With the canned variety under my belt, the next step was fresh. Several recipes caught my eye, and the glimmering pile of fresh sardines at my local fish market seem to beckon to me. I went there once or twice, resolute on picking up a batch, but wimped out. Finally, a day off of work and a determination to conquer whole fish brought me back to the market, bag in hand. Not even the fish market’s refusal to clean fish that small could break my spirit; I bought 8, and brought them home, ready to do some gutting.
The gutting and scaling, while not hard, is relatively time consuming. There are a ton of videos and guides online for gutting sardines, so I won’t bore you with the details. The one thing I’d recommend very strongly is to avoid the sardines that have a rough spine-like bone along the side of the tail (you can see this “spine” in the front fish in the top photo). They are typically yellow around the edges. These are much, much harder to clean due to their bone structure.
After the cleaning, I was left with 5 decent sized fillets ready for the broiler (I basically had to discard the yellow bony ones).
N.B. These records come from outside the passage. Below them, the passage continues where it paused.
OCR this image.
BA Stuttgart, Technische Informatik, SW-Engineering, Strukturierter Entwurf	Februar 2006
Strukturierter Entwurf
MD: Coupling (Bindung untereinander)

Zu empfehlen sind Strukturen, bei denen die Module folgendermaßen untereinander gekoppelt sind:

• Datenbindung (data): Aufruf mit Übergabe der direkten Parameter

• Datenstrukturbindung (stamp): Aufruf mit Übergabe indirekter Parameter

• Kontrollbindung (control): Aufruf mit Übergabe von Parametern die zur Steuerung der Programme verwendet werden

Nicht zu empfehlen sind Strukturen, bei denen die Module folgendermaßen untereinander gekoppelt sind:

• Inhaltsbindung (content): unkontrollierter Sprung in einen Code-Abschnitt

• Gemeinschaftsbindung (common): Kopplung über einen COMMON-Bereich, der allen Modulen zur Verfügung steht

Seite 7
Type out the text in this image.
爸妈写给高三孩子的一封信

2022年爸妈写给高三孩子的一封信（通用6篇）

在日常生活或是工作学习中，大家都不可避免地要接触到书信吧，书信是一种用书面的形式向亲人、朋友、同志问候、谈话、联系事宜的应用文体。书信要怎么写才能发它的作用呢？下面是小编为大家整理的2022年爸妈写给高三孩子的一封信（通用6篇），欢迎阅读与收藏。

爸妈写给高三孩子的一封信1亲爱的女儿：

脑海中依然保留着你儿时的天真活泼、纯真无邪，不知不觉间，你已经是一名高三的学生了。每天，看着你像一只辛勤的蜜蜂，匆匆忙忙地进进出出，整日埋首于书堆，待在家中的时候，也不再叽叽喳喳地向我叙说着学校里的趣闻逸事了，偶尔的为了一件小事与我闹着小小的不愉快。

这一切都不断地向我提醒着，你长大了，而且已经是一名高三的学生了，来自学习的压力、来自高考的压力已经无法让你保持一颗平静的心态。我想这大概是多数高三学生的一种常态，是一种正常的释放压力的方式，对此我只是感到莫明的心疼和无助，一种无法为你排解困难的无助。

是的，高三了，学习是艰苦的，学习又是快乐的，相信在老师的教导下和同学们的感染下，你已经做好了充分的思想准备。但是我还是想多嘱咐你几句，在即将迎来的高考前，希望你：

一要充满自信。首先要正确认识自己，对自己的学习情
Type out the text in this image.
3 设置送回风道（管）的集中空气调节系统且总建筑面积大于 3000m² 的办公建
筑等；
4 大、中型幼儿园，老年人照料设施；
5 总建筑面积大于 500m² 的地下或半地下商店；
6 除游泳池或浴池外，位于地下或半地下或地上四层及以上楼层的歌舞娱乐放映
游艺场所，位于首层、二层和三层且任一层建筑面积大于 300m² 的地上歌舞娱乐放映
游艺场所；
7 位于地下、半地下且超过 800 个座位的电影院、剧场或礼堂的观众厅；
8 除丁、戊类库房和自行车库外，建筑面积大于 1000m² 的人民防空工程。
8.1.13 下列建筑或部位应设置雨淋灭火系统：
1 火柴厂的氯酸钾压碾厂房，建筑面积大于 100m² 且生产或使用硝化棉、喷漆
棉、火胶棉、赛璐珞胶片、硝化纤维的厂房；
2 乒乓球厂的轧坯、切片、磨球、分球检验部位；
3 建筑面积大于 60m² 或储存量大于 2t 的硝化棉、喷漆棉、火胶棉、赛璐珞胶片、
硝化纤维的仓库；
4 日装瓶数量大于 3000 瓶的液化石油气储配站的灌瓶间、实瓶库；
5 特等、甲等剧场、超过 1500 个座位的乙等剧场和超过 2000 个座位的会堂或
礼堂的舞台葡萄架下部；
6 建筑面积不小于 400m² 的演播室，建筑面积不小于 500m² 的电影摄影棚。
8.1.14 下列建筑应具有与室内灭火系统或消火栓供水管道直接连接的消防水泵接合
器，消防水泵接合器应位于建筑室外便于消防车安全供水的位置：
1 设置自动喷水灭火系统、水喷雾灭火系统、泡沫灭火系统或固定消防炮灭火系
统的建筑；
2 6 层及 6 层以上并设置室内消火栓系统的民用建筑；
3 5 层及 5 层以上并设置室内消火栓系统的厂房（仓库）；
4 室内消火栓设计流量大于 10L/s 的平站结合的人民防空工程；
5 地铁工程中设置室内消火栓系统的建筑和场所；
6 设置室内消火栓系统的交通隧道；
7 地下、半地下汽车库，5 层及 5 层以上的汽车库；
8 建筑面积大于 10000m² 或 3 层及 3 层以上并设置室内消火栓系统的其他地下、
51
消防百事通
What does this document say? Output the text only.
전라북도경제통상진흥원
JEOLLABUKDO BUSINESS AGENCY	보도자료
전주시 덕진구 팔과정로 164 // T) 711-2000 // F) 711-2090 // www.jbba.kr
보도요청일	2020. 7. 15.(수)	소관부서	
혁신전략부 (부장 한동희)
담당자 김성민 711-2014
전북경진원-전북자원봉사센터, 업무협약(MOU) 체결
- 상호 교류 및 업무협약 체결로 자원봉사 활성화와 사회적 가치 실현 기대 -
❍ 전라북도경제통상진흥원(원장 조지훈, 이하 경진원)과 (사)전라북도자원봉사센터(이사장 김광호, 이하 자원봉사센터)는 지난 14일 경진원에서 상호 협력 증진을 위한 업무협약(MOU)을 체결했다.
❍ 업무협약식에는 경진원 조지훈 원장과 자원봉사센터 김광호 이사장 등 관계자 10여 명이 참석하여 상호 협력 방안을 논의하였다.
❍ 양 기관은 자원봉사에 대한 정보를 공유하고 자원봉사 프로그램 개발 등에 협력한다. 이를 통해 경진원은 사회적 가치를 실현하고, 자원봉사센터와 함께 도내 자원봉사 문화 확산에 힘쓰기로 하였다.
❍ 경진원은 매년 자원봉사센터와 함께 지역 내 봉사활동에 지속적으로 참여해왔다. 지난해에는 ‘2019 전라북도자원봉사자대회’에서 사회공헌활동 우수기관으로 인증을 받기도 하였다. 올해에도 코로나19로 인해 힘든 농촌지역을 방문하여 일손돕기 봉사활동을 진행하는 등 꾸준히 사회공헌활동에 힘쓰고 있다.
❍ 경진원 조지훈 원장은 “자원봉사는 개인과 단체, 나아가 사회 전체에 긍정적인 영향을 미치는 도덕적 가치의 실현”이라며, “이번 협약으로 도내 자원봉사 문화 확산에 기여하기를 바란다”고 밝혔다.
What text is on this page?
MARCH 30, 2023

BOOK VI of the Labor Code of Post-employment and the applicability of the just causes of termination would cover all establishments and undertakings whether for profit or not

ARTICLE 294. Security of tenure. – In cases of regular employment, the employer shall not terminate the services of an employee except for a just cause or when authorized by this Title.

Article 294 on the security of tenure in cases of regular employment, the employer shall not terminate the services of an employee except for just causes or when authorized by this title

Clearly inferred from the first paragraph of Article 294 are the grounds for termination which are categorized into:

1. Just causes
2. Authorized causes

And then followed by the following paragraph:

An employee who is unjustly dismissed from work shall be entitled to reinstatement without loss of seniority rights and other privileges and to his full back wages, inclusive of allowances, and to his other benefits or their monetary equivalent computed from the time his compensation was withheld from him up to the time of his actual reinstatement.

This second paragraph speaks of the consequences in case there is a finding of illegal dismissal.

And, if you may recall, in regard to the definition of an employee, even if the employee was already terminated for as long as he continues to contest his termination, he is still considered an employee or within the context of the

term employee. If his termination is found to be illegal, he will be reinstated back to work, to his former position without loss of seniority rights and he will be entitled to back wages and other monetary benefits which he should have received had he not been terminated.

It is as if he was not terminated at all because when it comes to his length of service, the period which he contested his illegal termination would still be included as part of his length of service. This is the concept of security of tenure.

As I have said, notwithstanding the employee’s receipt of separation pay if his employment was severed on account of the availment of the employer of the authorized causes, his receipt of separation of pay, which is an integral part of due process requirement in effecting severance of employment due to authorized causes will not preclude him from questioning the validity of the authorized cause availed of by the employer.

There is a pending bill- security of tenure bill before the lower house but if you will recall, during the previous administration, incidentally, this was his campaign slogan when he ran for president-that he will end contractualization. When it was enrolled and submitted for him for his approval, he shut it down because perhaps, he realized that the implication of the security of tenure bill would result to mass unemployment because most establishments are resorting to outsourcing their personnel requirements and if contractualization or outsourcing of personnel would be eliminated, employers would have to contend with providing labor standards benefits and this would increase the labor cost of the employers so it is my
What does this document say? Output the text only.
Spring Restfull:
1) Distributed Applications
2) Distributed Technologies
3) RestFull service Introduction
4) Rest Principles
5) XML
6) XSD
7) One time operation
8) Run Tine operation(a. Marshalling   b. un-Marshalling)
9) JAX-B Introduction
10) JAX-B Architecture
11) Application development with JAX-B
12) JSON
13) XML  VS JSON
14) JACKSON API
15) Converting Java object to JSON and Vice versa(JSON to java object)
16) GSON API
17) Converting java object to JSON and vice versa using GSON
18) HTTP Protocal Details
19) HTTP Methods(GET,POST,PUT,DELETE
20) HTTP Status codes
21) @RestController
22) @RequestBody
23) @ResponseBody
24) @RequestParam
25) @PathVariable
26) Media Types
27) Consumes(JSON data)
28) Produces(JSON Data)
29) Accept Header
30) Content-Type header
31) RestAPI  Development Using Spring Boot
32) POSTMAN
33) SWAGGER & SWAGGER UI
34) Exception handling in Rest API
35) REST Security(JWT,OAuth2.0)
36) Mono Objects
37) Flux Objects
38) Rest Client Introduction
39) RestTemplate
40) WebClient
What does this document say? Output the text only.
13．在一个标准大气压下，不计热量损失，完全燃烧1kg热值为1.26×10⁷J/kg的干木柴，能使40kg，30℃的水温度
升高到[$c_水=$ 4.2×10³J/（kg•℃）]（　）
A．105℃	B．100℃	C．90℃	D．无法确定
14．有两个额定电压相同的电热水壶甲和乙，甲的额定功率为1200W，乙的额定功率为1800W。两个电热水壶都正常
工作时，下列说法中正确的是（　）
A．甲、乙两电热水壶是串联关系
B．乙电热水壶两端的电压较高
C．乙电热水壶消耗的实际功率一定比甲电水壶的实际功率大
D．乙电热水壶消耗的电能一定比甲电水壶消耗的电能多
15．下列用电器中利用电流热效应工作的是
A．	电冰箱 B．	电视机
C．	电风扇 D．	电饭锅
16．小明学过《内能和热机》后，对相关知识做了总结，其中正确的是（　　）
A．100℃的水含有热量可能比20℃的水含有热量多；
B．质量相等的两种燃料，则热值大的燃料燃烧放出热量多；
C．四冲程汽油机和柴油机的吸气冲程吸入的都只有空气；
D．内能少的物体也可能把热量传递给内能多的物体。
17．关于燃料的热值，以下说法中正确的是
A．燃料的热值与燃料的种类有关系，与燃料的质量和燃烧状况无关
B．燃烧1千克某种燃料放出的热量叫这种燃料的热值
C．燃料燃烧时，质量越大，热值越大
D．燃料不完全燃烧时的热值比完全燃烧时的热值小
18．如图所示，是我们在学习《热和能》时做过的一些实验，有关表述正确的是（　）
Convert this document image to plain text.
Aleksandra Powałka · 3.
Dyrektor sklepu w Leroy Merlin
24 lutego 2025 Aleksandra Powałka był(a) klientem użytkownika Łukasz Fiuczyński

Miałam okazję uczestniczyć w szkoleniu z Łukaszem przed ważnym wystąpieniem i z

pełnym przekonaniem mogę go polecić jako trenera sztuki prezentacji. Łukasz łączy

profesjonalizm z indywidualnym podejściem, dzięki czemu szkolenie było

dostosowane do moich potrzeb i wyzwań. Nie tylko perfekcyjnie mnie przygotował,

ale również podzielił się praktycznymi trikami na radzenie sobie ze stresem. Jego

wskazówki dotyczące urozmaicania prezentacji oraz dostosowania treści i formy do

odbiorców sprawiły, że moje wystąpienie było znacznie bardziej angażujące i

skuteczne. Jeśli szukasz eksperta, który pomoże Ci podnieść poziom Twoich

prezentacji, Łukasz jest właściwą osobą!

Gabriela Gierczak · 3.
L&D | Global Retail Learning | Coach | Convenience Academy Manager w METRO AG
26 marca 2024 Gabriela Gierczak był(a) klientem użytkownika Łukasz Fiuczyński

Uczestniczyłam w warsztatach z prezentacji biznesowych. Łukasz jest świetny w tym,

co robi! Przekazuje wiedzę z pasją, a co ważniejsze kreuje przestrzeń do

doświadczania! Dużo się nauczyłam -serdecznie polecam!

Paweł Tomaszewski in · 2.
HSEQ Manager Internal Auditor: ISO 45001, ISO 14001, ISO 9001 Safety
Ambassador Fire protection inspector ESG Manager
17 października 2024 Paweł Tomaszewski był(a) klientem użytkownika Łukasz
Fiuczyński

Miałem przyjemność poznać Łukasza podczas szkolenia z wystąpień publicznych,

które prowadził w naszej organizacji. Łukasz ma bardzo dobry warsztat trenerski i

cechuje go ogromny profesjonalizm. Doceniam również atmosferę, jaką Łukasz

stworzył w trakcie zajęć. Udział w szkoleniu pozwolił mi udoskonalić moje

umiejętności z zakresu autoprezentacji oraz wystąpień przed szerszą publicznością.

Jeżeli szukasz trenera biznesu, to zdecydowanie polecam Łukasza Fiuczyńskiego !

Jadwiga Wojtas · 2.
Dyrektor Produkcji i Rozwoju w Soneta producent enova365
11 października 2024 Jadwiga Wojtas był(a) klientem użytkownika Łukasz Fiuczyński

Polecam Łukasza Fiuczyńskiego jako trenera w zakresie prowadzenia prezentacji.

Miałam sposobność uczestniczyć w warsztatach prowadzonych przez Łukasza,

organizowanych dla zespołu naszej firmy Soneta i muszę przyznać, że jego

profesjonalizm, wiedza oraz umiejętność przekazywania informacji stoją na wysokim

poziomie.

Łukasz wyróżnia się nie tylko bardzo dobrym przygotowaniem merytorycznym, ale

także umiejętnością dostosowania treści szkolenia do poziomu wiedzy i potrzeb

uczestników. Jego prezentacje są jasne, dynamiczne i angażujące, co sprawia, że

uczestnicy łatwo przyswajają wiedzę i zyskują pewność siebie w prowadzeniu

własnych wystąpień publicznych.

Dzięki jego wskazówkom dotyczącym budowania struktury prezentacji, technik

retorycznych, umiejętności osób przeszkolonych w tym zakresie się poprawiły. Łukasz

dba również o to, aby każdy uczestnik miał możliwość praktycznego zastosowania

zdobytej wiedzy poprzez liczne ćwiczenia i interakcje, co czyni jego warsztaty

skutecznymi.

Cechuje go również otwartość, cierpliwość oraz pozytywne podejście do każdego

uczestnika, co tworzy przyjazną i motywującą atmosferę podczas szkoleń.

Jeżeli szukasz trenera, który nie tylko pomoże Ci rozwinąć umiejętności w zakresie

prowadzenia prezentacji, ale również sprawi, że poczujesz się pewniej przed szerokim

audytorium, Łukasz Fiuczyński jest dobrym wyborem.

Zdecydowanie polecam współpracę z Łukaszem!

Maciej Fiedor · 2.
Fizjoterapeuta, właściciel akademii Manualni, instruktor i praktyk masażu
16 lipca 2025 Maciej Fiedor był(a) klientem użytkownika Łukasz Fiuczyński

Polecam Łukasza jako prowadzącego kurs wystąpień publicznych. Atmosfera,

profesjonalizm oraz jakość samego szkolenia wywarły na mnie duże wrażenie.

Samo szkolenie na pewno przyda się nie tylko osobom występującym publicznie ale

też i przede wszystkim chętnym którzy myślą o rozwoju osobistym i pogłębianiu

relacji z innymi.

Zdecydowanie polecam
I layered the insides with fresh lemon slices and drizzled a mixture of olive oil, herbes de provence, salt and pepper inside and out. They then went under the broiler for about 10 minutes, until the outside skin started to brown.
The verdict? Not bad, but not all that much better than the canned ones. Given the amount of work that went into the prep, I’ll be sticking with Brunswick canned sardines from now on. The bright side of the endeavor is that I’m now no longer hesitant to make whole fish — I’ve done the hardest ones.